De quelques tactiques patronales d’entrave à l’action syndicale

L’exemple du commerce et de services

La répression syndicale est souvent réduite aux discriminations dont sont victimes les syndicalistes, à la fois parce que la thématique de la lutte contre les discriminations est dans l’air du temps, portée par des institutions et facilement relayée dans la sphère publique, mais aussi parce que les victoires syndicales emblématiques se sont situées sur ce terrain. Pourtant, les discriminations à l’encontre des syndicalistes n’ont pas seulement un coût pour les individus. Passer du point de vue individuel au point de vue collectif est essentiel pour comprendre la fonctionnalité de la répression syndicale dans la lutte des classes. Empêcher les salariés de s’engager dans un syndicat, et surtout dans le syndicat de leur choix, permet d’entraver l’affirmation sur les lieux de travail d’une présence syndicale qui puisse donner forme à un contre-pouvoir face au patronat.

Nous avons recueilli le témoignage de Frédéric, permanent du syndicat Sud commerce et services dans le Rhône, qui est particulièrement emblématique de cet enjeu. Alors que son mandat est en théorie d’assurer le développement de Solidaires dans un secteur connu pour son très faible taux de syndicalisation, il passe une grande partie de son temps à contrer les attaques patronales et à rassurer les salariés inquiétés par les menaces de leur employeur.

De la « mauvaise volonté » patronale à la « répression-dissuasion »

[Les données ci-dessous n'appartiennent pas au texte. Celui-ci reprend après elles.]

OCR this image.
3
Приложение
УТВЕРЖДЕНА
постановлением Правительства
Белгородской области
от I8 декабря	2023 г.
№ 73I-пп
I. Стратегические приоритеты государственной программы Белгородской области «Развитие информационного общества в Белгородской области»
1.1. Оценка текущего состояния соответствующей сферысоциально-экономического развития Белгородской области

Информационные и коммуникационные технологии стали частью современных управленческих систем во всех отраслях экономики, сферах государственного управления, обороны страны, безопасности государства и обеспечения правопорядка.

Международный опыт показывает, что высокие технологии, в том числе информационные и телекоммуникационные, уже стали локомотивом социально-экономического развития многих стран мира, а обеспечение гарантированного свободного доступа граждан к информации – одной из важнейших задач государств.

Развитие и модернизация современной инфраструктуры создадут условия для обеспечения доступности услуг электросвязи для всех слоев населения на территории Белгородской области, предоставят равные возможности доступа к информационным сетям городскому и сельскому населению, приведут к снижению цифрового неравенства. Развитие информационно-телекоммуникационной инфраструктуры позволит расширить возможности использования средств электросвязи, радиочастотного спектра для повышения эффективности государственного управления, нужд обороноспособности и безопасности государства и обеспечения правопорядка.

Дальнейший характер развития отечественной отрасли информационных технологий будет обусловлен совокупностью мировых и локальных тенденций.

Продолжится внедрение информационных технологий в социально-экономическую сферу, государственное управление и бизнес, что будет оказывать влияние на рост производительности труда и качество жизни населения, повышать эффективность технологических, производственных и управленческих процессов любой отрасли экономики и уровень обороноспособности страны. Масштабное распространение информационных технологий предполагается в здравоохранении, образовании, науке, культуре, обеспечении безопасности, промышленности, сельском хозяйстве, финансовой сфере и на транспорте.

 L’hostilité patronale aux syndicats est chose courante dans le secteur du commerce et de la grande distribution. La plus élémentaire forme d’entrave à la liberté syndicale correspond à une sorte de « mauvaise volonté » patronale. Elle est notamment visible dans les petits établissements, à l’occasion d’une première implantation syndicale. Un employeur habitué à gérer les rapports avec « ses » salariés sur un mode paternaliste éprouvera quelques réticences à basculer vers un mode plus formalisé de relations sociales, ce basculement étant perçu – à juste titre ! – comme une remise en cause de son autorité. Mais les grands groupes ne sont pas moins touchés par ce phénomène. D’abord parce que leurs établissements sont parfois confiés, via les systèmes de la franchise ou de la location-gérance, à des employeurs plus modestes. Dans ces situations, la reconnaissance d’une section syndicale est préalablement subordonnée à la reconnaissance du cadre juridique qui l’autorise, à savoir l’unité économique et sociale. C’est par exemple le cas de l’enseigne Domino’s Pizza à Lyon : suite à des problèmes relatifs aux conditions de travail dans un magasin, une action collective conduit plusieurs jeunes salariés à vouloir créer une section Sud. Au moment de fonder la section, le permanent de Sud Commerce et services découvre que l’employeur dispose de sept magasins, mais répartis en quatre sociétés afin qu’aucune n’atteigne le seuil des 50 salariés (ce qui permet d’éviter la mise en place d’un comité d’entreprise). Sud engage donc une procédure juridique pour faire reconnaître l’UES et déclencher des élections. Après plusieurs reports et un jugement du tribunal, l’employeur est contraint d’organiser les élections…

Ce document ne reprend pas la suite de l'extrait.